PEKANBARU | SERANTAUMEDIA - Direktorat Reserse Kriminal Khusus (Ditreskrimsus) Polda Riau berhasil mengungkap kasus pertambangan emas tanpa izin (PETI) di Kabupaten Kuantan Singingi (Kuansing).
Dalam operasi yang digelar pada Rabu (26/2/2025) dini hari, polisi menangkap empat tersangka dan menyita emas ilegal, uang tunai ratusan juta rupiah, serta peralatan pengolahan emas.
Direktur Reskrimsus Polda Riau, Kombes Ade Kuncoro Ridwan, mengungkapkan bahwa pengungkapan ini berawal dari informasi yang beredar di media sosial tentang aktivitas penampungan emas ilegal di Jalan Perintis Kemerdekaan, Kelurahan Simpang Tiga, Kota Teluk Kuantan.
"Tim penyidik Subdit IV Ditreskrimsus langsung melakukan penyelidikan dan menangkap tujuh orang di lokasi. Setelah gelar perkara, empat orang ditetapkan sebagai tersangka," ujar Kombes Ade dalam konferensi pers, Kamis (27/2/2025).
Empat tersangka yang ditetapkan memiliki peran berbeda dalam operasional tambang ilegal ini. Syamsul Bahri alias Ca’un berperan sebagai pemilik usaha pembakaran emas, sementara Alfino Dinata alias Fino bertugas sebagai kasir.
Dua tersangka lainnya, Nanang Ashari dan Zainal Mustakim, berperan sebagai pendulang emas. Selain mereka, tiga orang lainnya yang sempat diamankan akhirnya hanya berstatus saksi setelah dilakukan pemeriksaan lebih lanjut.
"Ada juga tiga orang yang sebelumnya kita amankan, namun dari hasil gelar perkara ketiganya ditetapkan berstatus sebagai saksi," jelas Kombes Ade.
Dalam penggerebekan yang dilakukan di dua rumah berbeda, polisi menyita sejumlah barang bukti, termasuk emas pentolan seberat 254,48 gram.
Selain itu, ditemukan uang tunai sebesar Rp 212.522.000 dan berbagai peralatan pembakaran emas, seperti tabung oksigen, timbangan digital, regulator gas, tembikar, serta buku catatan transaksi.

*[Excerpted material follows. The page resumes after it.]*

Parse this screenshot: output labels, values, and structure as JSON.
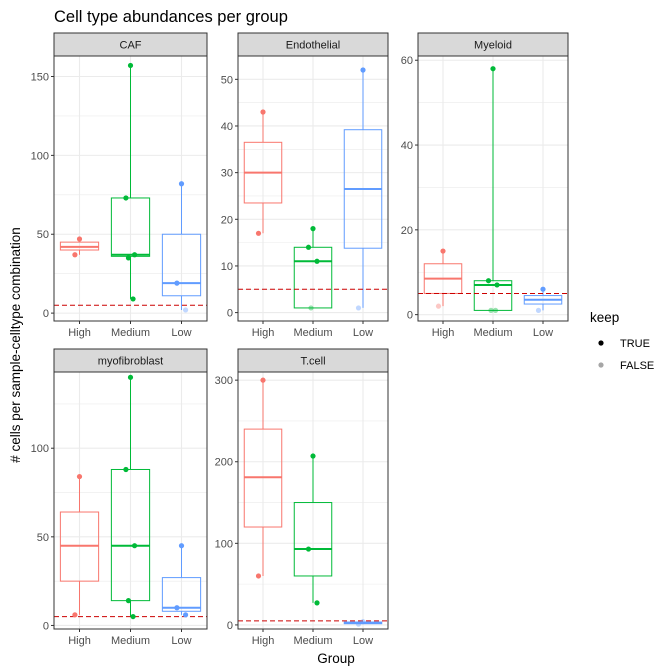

Kombes Ade menegaskan bahwa tindakan tegas akan terus dilakukan untuk memberantas PETI yang berdampak buruk terhadap lingkungan dan perekonomian negara.
"Kami akan terus menindak tegas aktivitas pertambangan ilegal yang merusak lingkungan dan merugikan negara," tegasnya.
Para tersangka akan dijerat dengan Pasal 158 dan Pasal 161 Undang-Undang Nomor 3 Tahun 2020 tentang Pertambangan Mineral dan Batubara. Jika terbukti bersalah, mereka terancam hukuman maksimal lima tahun penjara dan denda hingga Rp 100 miliar.